We naturally change the way we speak depending on the situation and, let’s be honest, depending what we want to get from them and how we think we can best get it. Just listen to a five-year-old girl trying to charm a chocolate bar out of her dad in the checkout queue and you’re watching an expert in action.
So why do SO MANY people ignore this when they sit down to write?
At school I was taught grammar rules, drilled in writing formal template letters and told the importance of making a good impression. And that’s true to an extent (my teacher would have a fit if she could see me starting a sentence with ‘And’).
A formal tone has its place when you’re writing for a formal setting. But so much we write these days has a less formal audience, and the rules are shifting.
Email and the internet have changed things. We communicate in writing more than ever before, over email, by text and on social media, and a combination of keyboard laziness and a drive to express ourselves has relaxed writing conventions.

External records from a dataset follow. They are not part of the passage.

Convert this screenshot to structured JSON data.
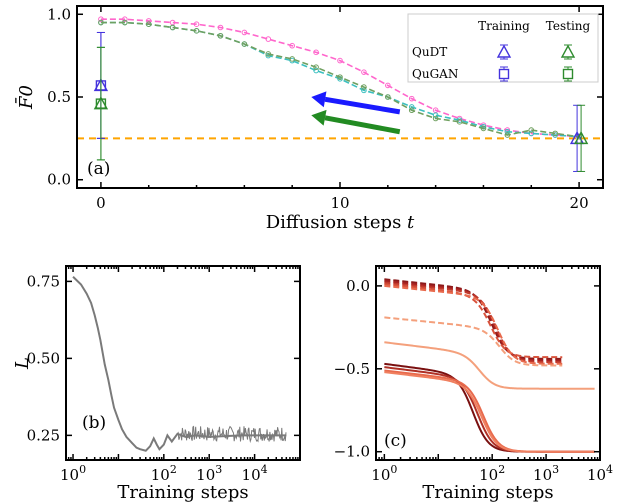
{
  "chart_data": [
    {
      "type": "line",
      "panel_label": "(a)",
      "xlabel": "Diffusion steps t",
      "ylabel": "F̄0",
      "xlim": [
        -1,
        21
      ],
      "ylim": [
        -0.05,
        1.05
      ],
      "xticks": [
        0,
        10,
        20
      ],
      "yticks": [
        0.0,
        0.5,
        1.0
      ],
      "x": [
        0,
        1,
        2,
        3,
        4,
        5,
        6,
        7,
        8,
        9,
        10,
        11,
        12,
        13,
        14,
        15,
        16,
        17,
        18,
        19,
        20
      ],
      "series": [
        {
          "name": "QuDT training",
          "color": "#ff66cc",
          "values": [
            0.97,
            0.97,
            0.96,
            0.95,
            0.94,
            0.92,
            0.89,
            0.85,
            0.81,
            0.77,
            0.72,
            0.65,
            0.57,
            0.49,
            0.42,
            0.37,
            0.33,
            0.3,
            0.28,
            0.27,
            0.26
          ]
        },
        {
          "name": "QuGAN training",
          "color": "#3bbfbf",
          "values": [
            0.95,
            0.95,
            0.94,
            0.92,
            0.9,
            0.87,
            0.82,
            0.75,
            0.72,
            0.66,
            0.61,
            0.54,
            0.5,
            0.44,
            0.39,
            0.36,
            0.32,
            0.29,
            0.28,
            0.27,
            0.26
          ]
        },
        {
          "name": "QuDT testing",
          "color": "#70a060",
          "values": [
            0.95,
            0.95,
            0.94,
            0.92,
            0.9,
            0.87,
            0.82,
            0.76,
            0.73,
            0.68,
            0.62,
            0.56,
            0.5,
            0.42,
            0.37,
            0.35,
            0.31,
            0.27,
            0.3,
            0.28,
            0.26
          ]
        }
      ],
      "errorbars": [
        {
          "name": "QuDT training",
          "x": 0,
          "y": 0.57,
          "err": 0.32,
          "color": "#4433dd",
          "marker": "triangle"
        },
        {
          "name": "QuGAN training",
          "x": 0,
          "y": 0.57,
          "err": 0.32,
          "color": "#4433dd",
          "marker": "square"
        },
        {
          "name": "QuDT testing",
          "x": 0,
          "y": 0.46,
          "err": 0.34,
          "color": "#2e8b2e",
          "marker": "triangle"
        },
        {
          "name": "QuGAN testing",
          "x": 0,
          "y": 0.46,
          "err": 0.34,
          "color": "#2e8b2e",
          "marker": "square"
        },
        {
          "name": "QuDT training end",
          "x": 20,
          "y": 0.25,
          "err": 0.2,
          "color": "#4433dd",
          "marker": "triangle"
        },
        {
          "name": "QuDT testing end",
          "x": 20,
          "y": 0.25,
          "err": 0.2,
          "color": "#2e8b2e",
          "marker": "triangle"
        }
      ],
      "hline": {
        "y": 0.25,
        "color": "#ffa500"
      },
      "arrows": [
        {
          "color": "#1a1aff",
          "from": [
            12.5,
            0.41
          ],
          "to": [
            8.8,
            0.5
          ]
        },
        {
          "color": "#228b22",
          "from": [
            12.5,
            0.29
          ],
          "to": [
            8.8,
            0.39
          ]
        }
      ],
      "legend": {
        "col_headers": [
          "Training",
          "Testing"
        ],
        "rows": [
          "QuDT",
          "QuGAN"
        ],
        "placement": "top-right"
      }
    },
    {
      "type": "line",
      "panel_label": "(b)",
      "xlabel": "Training steps",
      "ylabel": "L",
      "xscale": "log",
      "xlim": [
        0.7,
        100000
      ],
      "ylim": [
        0.17,
        0.8
      ],
      "xticks": [
        "10^0",
        "10^2",
        "10^3",
        "10^4"
      ],
      "yticks": [
        0.25,
        0.5,
        0.75
      ],
      "series": [
        {
          "name": "loss",
          "color": "#7a7a7a",
          "x": [
            1,
            1.5,
            2,
            2.5,
            3,
            3.5,
            4,
            5,
            6,
            7,
            8,
            10,
            12,
            15,
            20,
            25,
            30,
            40,
            50,
            60,
            70,
            80,
            100,
            120,
            150,
            200,
            300,
            500,
            1000,
            5000,
            50000
          ],
          "values": [
            0.765,
            0.74,
            0.71,
            0.68,
            0.64,
            0.6,
            0.56,
            0.48,
            0.43,
            0.38,
            0.34,
            0.3,
            0.27,
            0.245,
            0.225,
            0.21,
            0.205,
            0.2,
            0.215,
            0.24,
            0.22,
            0.205,
            0.22,
            0.25,
            0.23,
            0.255,
            0.245,
            0.25,
            0.245,
            0.25,
            0.25
          ],
          "noise_from_step": 200,
          "noise_band": [
            0.23,
            0.28
          ]
        }
      ]
    },
    {
      "type": "line",
      "panel_label": "(c)",
      "xlabel": "Training steps",
      "xscale": "log",
      "xlim": [
        0.7,
        10000
      ],
      "ylim": [
        -1.05,
        0.12
      ],
      "xticks": [
        "10^0",
        "10^2",
        "10^3",
        "10^4"
      ],
      "yticks": [
        0.0,
        -0.5,
        -1.0
      ],
      "series": [
        {
          "name": "d1",
          "style": "dashed",
          "color": "#8b1a1a",
          "start": 0.04,
          "end": -0.44,
          "mid": 100
        },
        {
          "name": "d2",
          "style": "dashed",
          "color": "#a52020",
          "start": 0.03,
          "end": -0.45,
          "mid": 110
        },
        {
          "name": "d3",
          "style": "dashed",
          "color": "#c0392b",
          "start": 0.02,
          "end": -0.46,
          "mid": 120
        },
        {
          "name": "d4",
          "style": "dashed",
          "color": "#d9533c",
          "start": 0.01,
          "end": -0.43,
          "mid": 95
        },
        {
          "name": "d5",
          "style": "dashed",
          "color": "#e86a4d",
          "start": 0.0,
          "end": -0.47,
          "mid": 130
        },
        {
          "name": "d6",
          "style": "dashed",
          "color": "#f4a07c",
          "start": -0.19,
          "end": -0.48,
          "mid": 140
        },
        {
          "name": "s1",
          "style": "solid",
          "color": "#f4a07c",
          "start": -0.34,
          "end": -0.62,
          "mid": 60
        },
        {
          "name": "s2",
          "style": "solid",
          "color": "#7a1010",
          "start": -0.47,
          "end": -1.0,
          "mid": 45
        },
        {
          "name": "s3",
          "style": "solid",
          "color": "#b03025",
          "start": -0.49,
          "end": -1.0,
          "mid": 55
        },
        {
          "name": "s4",
          "style": "solid",
          "color": "#e86a4d",
          "start": -0.51,
          "end": -1.0,
          "mid": 70
        },
        {
          "name": "s5",
          "style": "solid",
          "color": "#f08060",
          "start": -0.52,
          "end": -1.0,
          "mid": 65
        }
      ]
    }
  ]
}
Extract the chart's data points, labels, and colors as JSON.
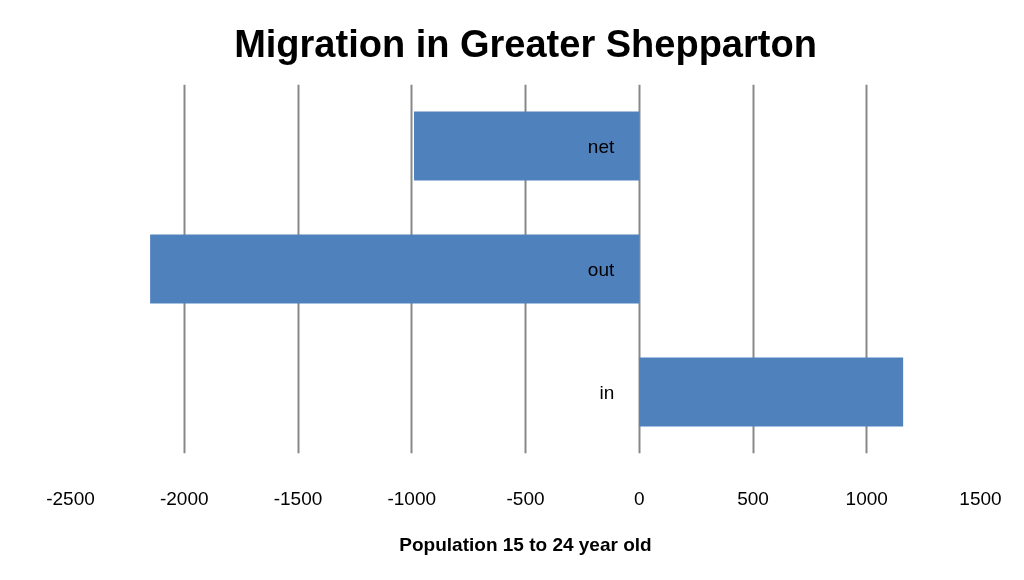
{
  "chart_data": {
    "type": "bar",
    "orientation": "horizontal",
    "title": "Migration in Greater Shepparton",
    "xlabel": "Population 15 to 24 year old",
    "categories": [
      "net",
      "out",
      "in"
    ],
    "values": [
      -990,
      -2150,
      1160
    ],
    "color": "#4f81bd",
    "xlim": [
      -2500,
      1500
    ],
    "xticks": [
      -2500,
      -2000,
      -1500,
      -1000,
      -500,
      0,
      500,
      1000,
      1500
    ],
    "grid": "x"
  }
}
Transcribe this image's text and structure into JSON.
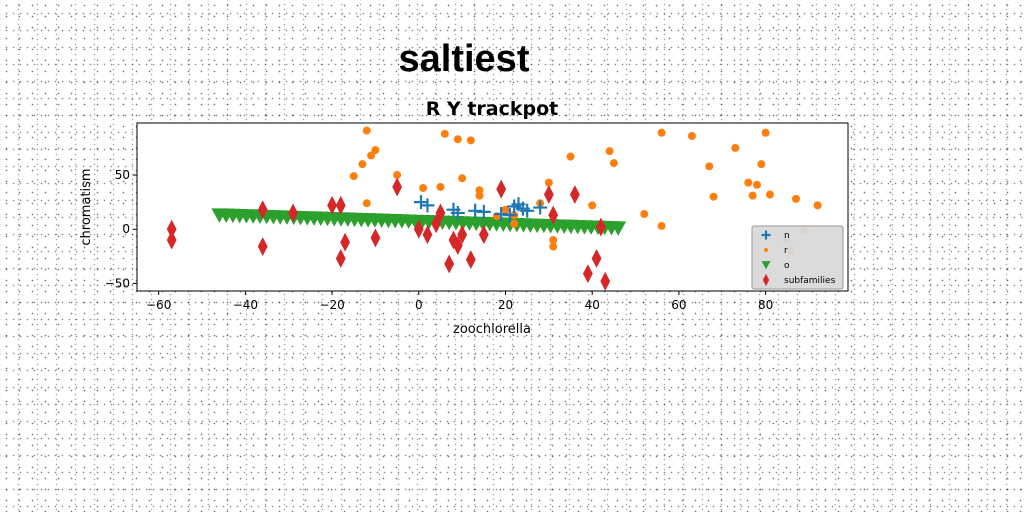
{
  "chart_data": {
    "type": "scatter",
    "super_title": "saltiest",
    "title": "R Y trackpot",
    "xlabel": "zoochlorella",
    "ylabel": "chromatism",
    "xlim": [
      -65,
      99
    ],
    "ylim": [
      -57,
      98
    ],
    "xticks": [
      -60,
      -40,
      -20,
      0,
      20,
      40,
      60,
      80
    ],
    "yticks": [
      -50,
      0,
      50
    ],
    "grid": false,
    "legend_position": "lower-right",
    "series": [
      {
        "name": "n",
        "marker": "plus",
        "color": "#1f77b4",
        "x": [
          0.5,
          2,
          8,
          9,
          13,
          15,
          19,
          21,
          22,
          23,
          24,
          25,
          28
        ],
        "y": [
          25,
          22,
          18,
          15,
          17,
          16,
          14,
          13,
          21,
          23,
          19,
          17,
          20
        ]
      },
      {
        "name": "r",
        "marker": "circle",
        "color": "#ff7f0e",
        "x": [
          -12,
          -11,
          -10,
          -13,
          -15,
          -12,
          -5,
          1,
          6,
          5,
          9,
          10,
          12,
          14,
          14,
          18,
          20,
          22,
          22,
          28,
          30,
          31,
          31,
          35,
          40,
          44,
          45,
          52,
          56,
          56,
          63,
          67,
          68,
          73,
          76,
          77,
          78,
          79,
          80,
          81,
          85,
          86,
          87,
          89,
          92
        ],
        "y": [
          91,
          68,
          73,
          60,
          49,
          24,
          50,
          38,
          88,
          39,
          83,
          47,
          82,
          31,
          36,
          12,
          18,
          13,
          5,
          24,
          43,
          -10,
          -16,
          67,
          22,
          72,
          61,
          14,
          89,
          3,
          86,
          58,
          30,
          75,
          43,
          31,
          41,
          60,
          89,
          32,
          -10,
          -20,
          28,
          -1,
          22
        ]
      },
      {
        "name": "o",
        "marker": "triangle-down",
        "color": "#2ca02c",
        "x_start": -46,
        "x_end": 46,
        "y_start": 13,
        "y_end": 1,
        "count": 60
      },
      {
        "name": "subfamilies",
        "marker": "diamond",
        "color": "#d62728",
        "x": [
          -57,
          -57,
          -36,
          -36,
          -29,
          -20,
          -18,
          -17,
          -18,
          -10,
          -5,
          0,
          2,
          4,
          5,
          8,
          9,
          10,
          7,
          12,
          15,
          19,
          30,
          31,
          36,
          39,
          41,
          42,
          43
        ],
        "y": [
          0,
          -10,
          18,
          -16,
          15,
          22,
          22,
          -12,
          -27,
          -8,
          39,
          0,
          -5,
          5,
          15,
          -10,
          -15,
          -5,
          -32,
          -28,
          -5,
          37,
          32,
          13,
          32,
          -41,
          -27,
          2,
          -48
        ]
      }
    ]
  }
}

Picking your tone, then, is crucial in business. Do you want to impress with your knowledge, intimidate with your formal tone, bamboozle with technicalities and legal speak? Do you want to come across as friendly? Dazzle with your enthusiasm and spark for what you do? Gently persuade someone to buy your service? I could go on…
The ART is in recognising why you’re writing, working out the best approach and then adopting a style that fits. Adapting your style to fit, if you like. These days you need a multitude of writing styles up your sleeve so you can pull out the right one at the right time for the right client.
Originally posted on 2/4/17 on my previous website.